Na reunião desta sexta-feira (8), em São Paulo, o PSB indicou Alckmin formalmente para a vice de Lula, mas o tema de São Paulo ficou fora da pauta para não estragar o ambiente festivo.

O PT vai lançar Fernando Haddad e espera o apoio do PSB. Do outro lado, o PSB insiste em Márcio França e também afirma esperar uma aliança com o PT.

O evento reuniu as cúpulas de PT e PSB, mas Haddad estava ausente. O ex-prefeito viajou para São José do Rio Preto (SP) para reuniões com estudantes, empresários e políticos. Sua agenda na região nos próximos dias, no entanto, foi cancelada, na noite desta sexta, para que Haddad estivesse na capital, neste sábado (9), para o velório de Dalmo de Abreu Dallari.

Nos bastidores, sua ausência foi encarada como uma forma de evitar um climão.

França foi à reunião e chegou a admitir que o cenário em que ambos concorram de forma paralela, com o apoio de Lula e Alckmin, é o mais provável hoje. Os dirigentes dos partidos, no entanto, ainda trabalham pela unificação.

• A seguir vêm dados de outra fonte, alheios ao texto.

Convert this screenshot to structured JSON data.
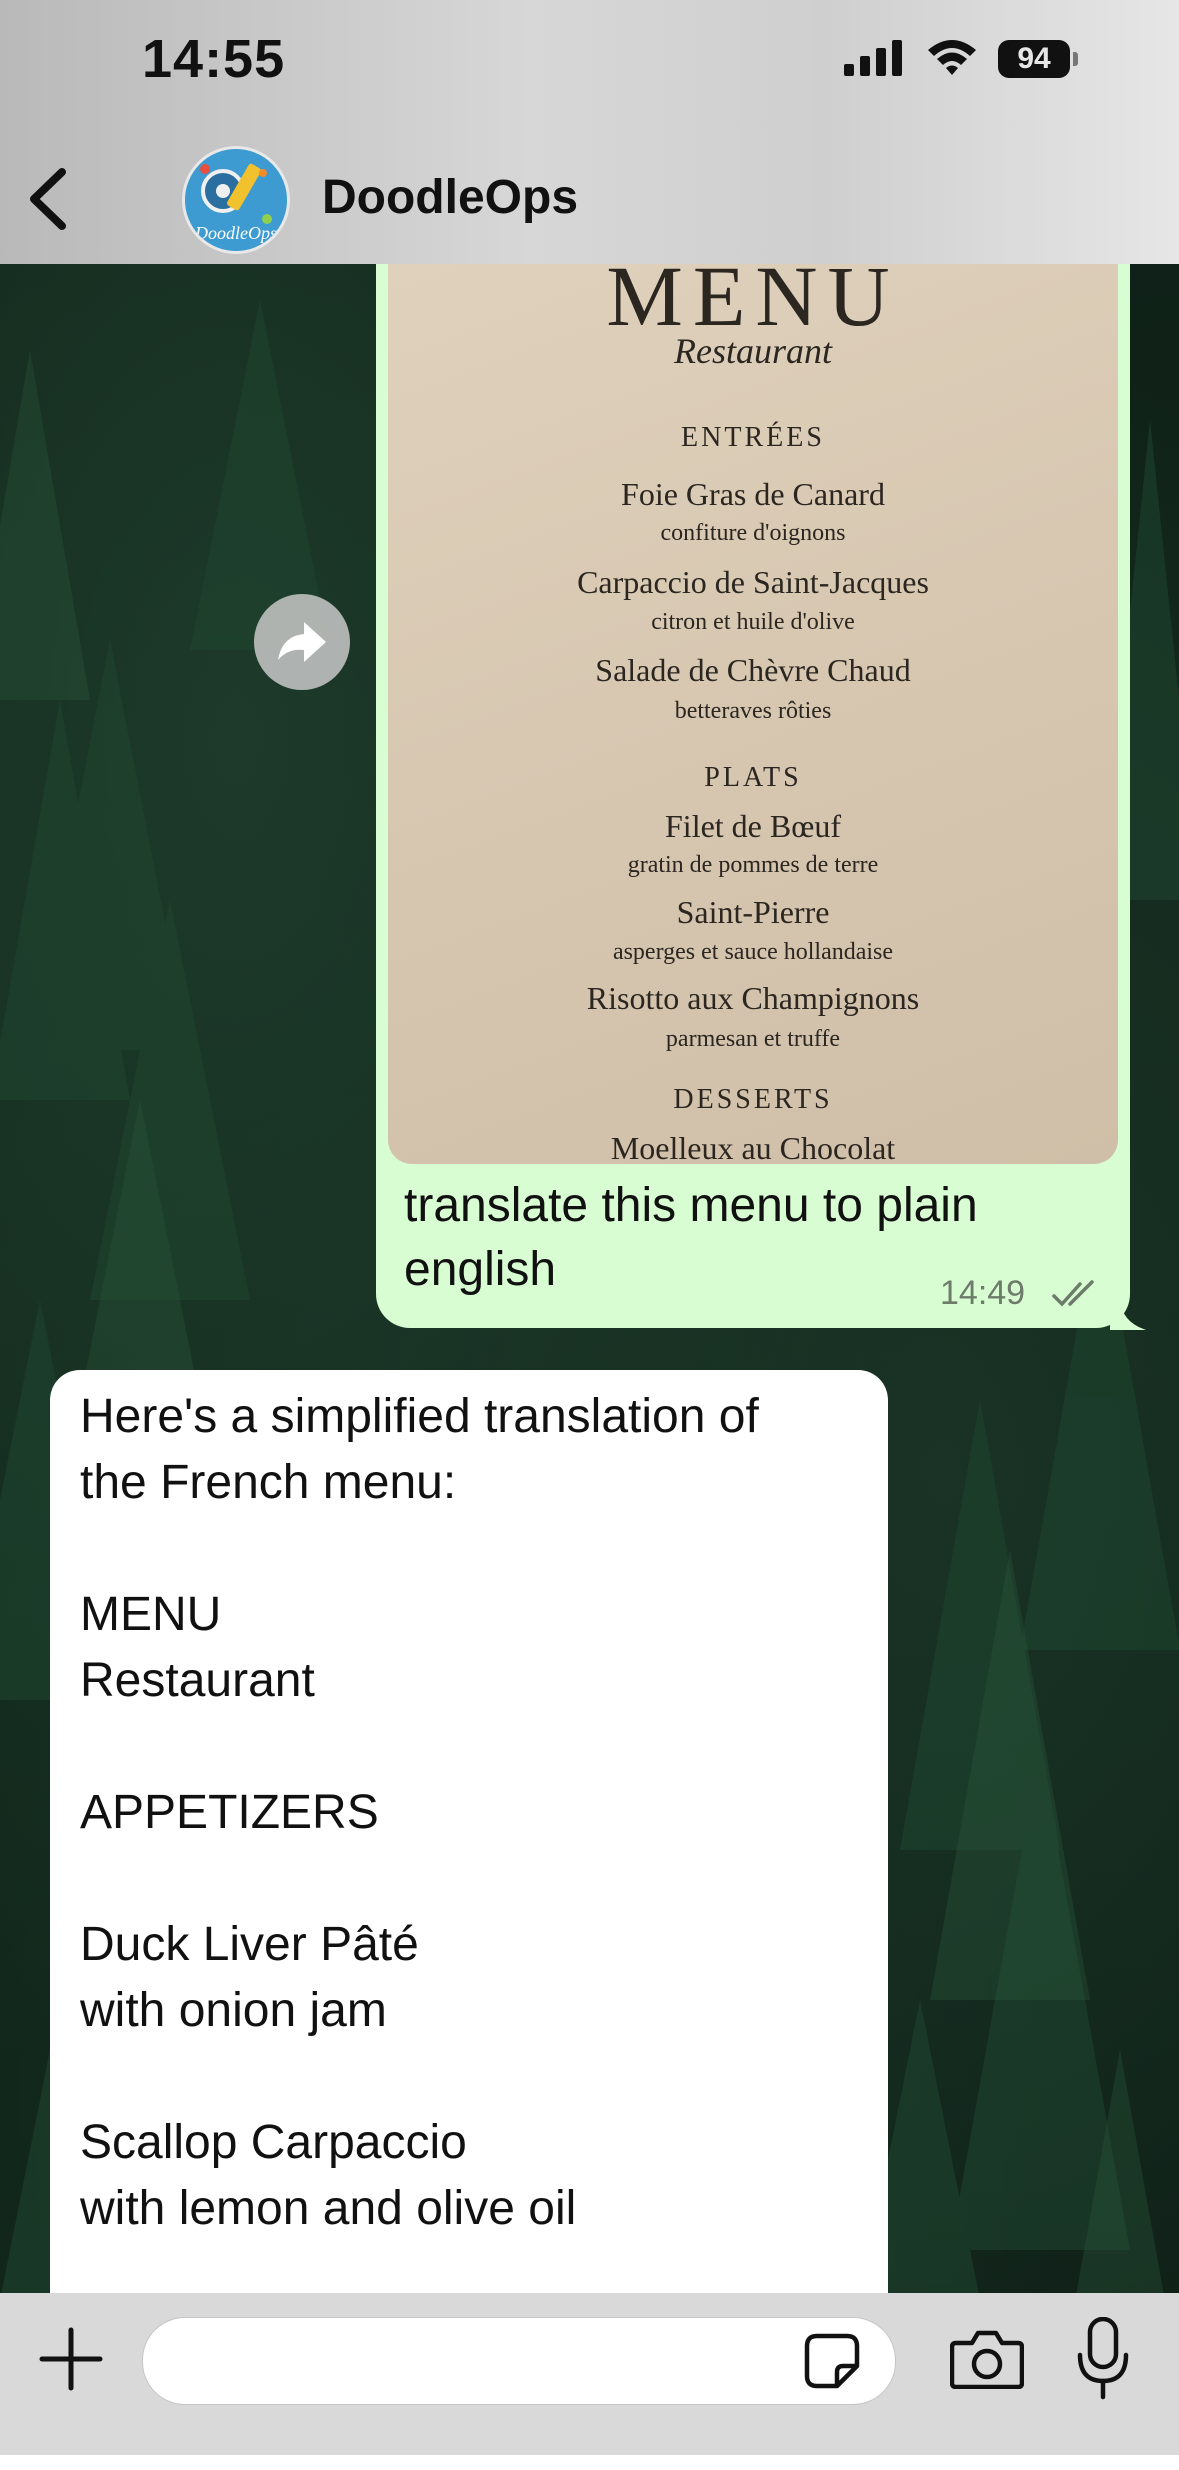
{
  "status_bar": {
    "time": "14:55",
    "battery": "94"
  },
  "header": {
    "chat_name": "DoodleOps",
    "avatar_text": "DoodleOps"
  },
  "outgoing_message": {
    "image_menu": {
      "title": "MENU",
      "subtitle": "Restaurant",
      "sections": [
        {
          "name": "ENTRÉES",
          "items": [
            {
              "dish": "Foie Gras de Canard",
              "desc": "confiture d'oignons"
            },
            {
              "dish": "Carpaccio de Saint-Jacques",
              "desc": "citron et huile d'olive"
            },
            {
              "dish": "Salade de Chèvre Chaud",
              "desc": "betteraves rôties"
            }
          ]
        },
        {
          "name": "PLATS",
          "items": [
            {
              "dish": "Filet de Bœuf",
              "desc": "gratin de pommes de terre"
            },
            {
              "dish": "Saint-Pierre",
              "desc": "asperges et sauce hollandaise"
            },
            {
              "dish": "Risotto aux Champignons",
              "desc": "parmesan et truffe"
            }
          ]
        },
        {
          "name": "DESSERTS",
          "items": [
            {
              "dish": "Moelleux au Chocolat"
            }
          ]
        }
      ]
    },
    "text_line1": "translate this menu to plain",
    "text_line2": "english",
    "time": "14:49"
  },
  "incoming_message": {
    "lines": [
      "Here's a simplified translation of",
      "the French menu:",
      "",
      "MENU",
      "Restaurant",
      "",
      "APPETIZERS",
      "",
      "Duck Liver Pâté",
      "with onion jam",
      "",
      "Scallop Carpaccio",
      "with lemon and olive oil"
    ]
  },
  "composer": {
    "placeholder": ""
  },
  "colors": {
    "outgoing_bubble": "#d9fdd3",
    "incoming_bubble": "#ffffff",
    "header_bg": "#d0d0d0"
  }
}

"Eu sempre defendo a unidade desse campo. Vou trabalhar o que eu puder para que a gente saia unido aqui em São Paulo. Acho muito importante, porque isso fortalece. [...] A gente tem condição de ganhar a eleição aqui, não tenho dúvida", disse a presidente do PT, Gleisi Hoffmann.

Ela afirmou que o imbróglio deve ser tratado em reuniões com o PSB na próxima semana.